Within six months after Dirigo Solar was founded in 2015, it was awarded a long-term contract from the Public Utilities Commission to develop and sell solar power at 3.4 cents per kilowatt hour.

 

That compares with the cost of approximately 7 cents per kilowatt hour paid by residential customers in Maine to power distributors like Versant and Central Maine Power.

 

“We started the company when it became evident to us that the economics of solar finally made sense for the state of Maine,” said Mazuroski, a Portland native and Bates College graduate. “The decline in technology costs, a federal tax credit and the energy market conditions of New England finally made solar look compelling in the state.”

 

BNRG Renewables and Dirigo Solar have 10 projects under way or scheduled for construction in eight Maine communities.

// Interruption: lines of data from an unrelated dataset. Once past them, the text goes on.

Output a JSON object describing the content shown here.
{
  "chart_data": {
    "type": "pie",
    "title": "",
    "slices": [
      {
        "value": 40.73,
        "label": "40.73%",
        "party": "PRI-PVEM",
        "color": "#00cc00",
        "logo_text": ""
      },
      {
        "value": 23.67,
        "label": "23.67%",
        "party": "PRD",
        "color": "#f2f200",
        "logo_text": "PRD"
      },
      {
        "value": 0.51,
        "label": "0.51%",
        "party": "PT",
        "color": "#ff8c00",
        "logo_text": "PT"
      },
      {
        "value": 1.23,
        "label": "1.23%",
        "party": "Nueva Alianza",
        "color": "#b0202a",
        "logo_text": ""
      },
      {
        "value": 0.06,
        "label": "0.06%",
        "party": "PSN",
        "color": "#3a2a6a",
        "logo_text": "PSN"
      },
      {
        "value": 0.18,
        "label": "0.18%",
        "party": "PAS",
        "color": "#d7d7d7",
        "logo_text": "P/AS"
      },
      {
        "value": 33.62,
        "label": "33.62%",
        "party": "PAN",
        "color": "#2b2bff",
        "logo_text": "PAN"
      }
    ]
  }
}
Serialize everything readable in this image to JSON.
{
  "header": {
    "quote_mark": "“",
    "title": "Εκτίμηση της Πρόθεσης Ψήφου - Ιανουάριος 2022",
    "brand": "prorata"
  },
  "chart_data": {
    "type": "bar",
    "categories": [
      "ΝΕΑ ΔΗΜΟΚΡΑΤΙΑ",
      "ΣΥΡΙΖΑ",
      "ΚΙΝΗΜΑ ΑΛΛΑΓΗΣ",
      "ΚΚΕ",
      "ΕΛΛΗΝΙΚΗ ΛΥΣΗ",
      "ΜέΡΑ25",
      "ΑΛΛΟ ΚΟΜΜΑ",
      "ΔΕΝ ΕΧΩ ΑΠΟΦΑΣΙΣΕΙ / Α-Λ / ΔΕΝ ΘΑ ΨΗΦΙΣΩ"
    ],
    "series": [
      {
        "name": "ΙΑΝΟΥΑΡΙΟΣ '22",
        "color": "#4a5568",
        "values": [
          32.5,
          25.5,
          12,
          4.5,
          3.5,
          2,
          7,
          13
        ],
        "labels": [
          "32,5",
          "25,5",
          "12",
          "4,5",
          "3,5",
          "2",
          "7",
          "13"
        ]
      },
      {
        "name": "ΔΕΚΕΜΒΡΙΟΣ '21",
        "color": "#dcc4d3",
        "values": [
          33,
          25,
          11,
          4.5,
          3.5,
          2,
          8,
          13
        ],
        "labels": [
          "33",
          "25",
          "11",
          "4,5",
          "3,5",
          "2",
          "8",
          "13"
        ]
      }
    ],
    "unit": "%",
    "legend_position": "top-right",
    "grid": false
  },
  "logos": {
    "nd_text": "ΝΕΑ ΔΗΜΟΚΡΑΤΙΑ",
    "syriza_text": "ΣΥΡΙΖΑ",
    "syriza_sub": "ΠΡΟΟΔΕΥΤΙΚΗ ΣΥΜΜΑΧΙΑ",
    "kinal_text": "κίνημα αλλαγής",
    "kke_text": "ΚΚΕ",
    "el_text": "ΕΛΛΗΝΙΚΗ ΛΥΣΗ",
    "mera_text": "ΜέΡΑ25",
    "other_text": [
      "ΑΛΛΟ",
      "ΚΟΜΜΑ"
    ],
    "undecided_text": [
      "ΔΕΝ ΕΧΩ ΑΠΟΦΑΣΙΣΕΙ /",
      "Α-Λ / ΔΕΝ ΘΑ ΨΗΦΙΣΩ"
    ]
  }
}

Auburn and Hancock will have two sites each, with Augusta, Fairfield, Milo, Oxford, Palmyra and Winslow as the other host communities.

 

“The PUC when they awarded us the contract said the entire portfolio should save Maine ratepayers more than $25 million over a 20-year term,” Mazuroski said. “I think we’ll do that a lot sooner.”

 

A $26 million investment is planned in the Milo solar farm, which is expected to produce 26.4 megawatts of direct current that ultimately will be transformed into 20 megawatts of alternating current to be sold to consumers.

 

Approximately 170 workers are expected to be involved in the construction process.

 

“Milo was one of the first projects that came to us,” Mazuroski said. “We had learned about the opportunity with the land at the business park early in our development process, engaged really closely with the town, shared with them the contract we had been awarded and the economics of solar and what that looked like to a landowner.

 

“The town was incredibly supportive.”

 

The developers soon entered an option to lease a little more than 60 acres of town land and approximately 50 acres from an abutting landowner, Mazuroski said.

 

Subsequent preliminary work involved acquiring required permits and applying to ISO-New England for the right to connect the project to the electrical grid, which was approved late last year.

 

Since then the developers and the town have entered into a formal lease for the industrial park land, and installation work is under way on a racking system to hold the solar panels.

 

“We’re happy to see it started,” Hamlin said. “They’ve got a lot of money tied up so they’re not going to waste any time getting it online, that’s for sure.”

 

Of considerable importance to the company is the ability to site its solar arrays near the electrical grid — and that distance from Milo’s industrial park is less than one mile.

 

“What made this really attractive was the grid infrastructure — the three-phase line that goes by the site and a substation being in close proximity and it being a substation that could take 20 megawatts of solar,” Mazuroski said.

 

The power produced from the farm is then sold to Versant and that lowers the amount of electricity that Versant has to go to market for each year.

 

“It’s going to directly benefit Maine homeowners, ratepayers, anyone that uses the standard-offer program in the state,” Mazuroski said.

 

The flat, open field where the solar farm will be located provides clear access to the available sunlight at its location, which is 45.23 degrees north latitude, or near the midpoint between the Equator and North Pole.

 

“To be up here with a clear blue sky from January through April is pretty good for them,” Hamlin said. “We can generate a significant amount of power, more than you would think for this northern latitude.”

 

That’s because the use of fixed-tilt, bifacial solar panels will enable the solar farm to generate electricity from both the front and back of each panel — even during the winter.

 

Mazuroski said the bifacial panels result in a boost of 10 to 30 percent of solar energy because the sun reflects off the snow and generates electricity from the back side of the panel.

 

The tops of the solar panels will be no more than 8 feet off the ground.

 

“Solar is low to the ground so you can’t see it, and there’s no moving parts,” Mazuroski said. “You put up a vegetative buffer and then you really can’t see it because a basketball hoop is taller [than the panels].

 

“And it doesn’t make any noise or emit anything, so it’s really a win-win.”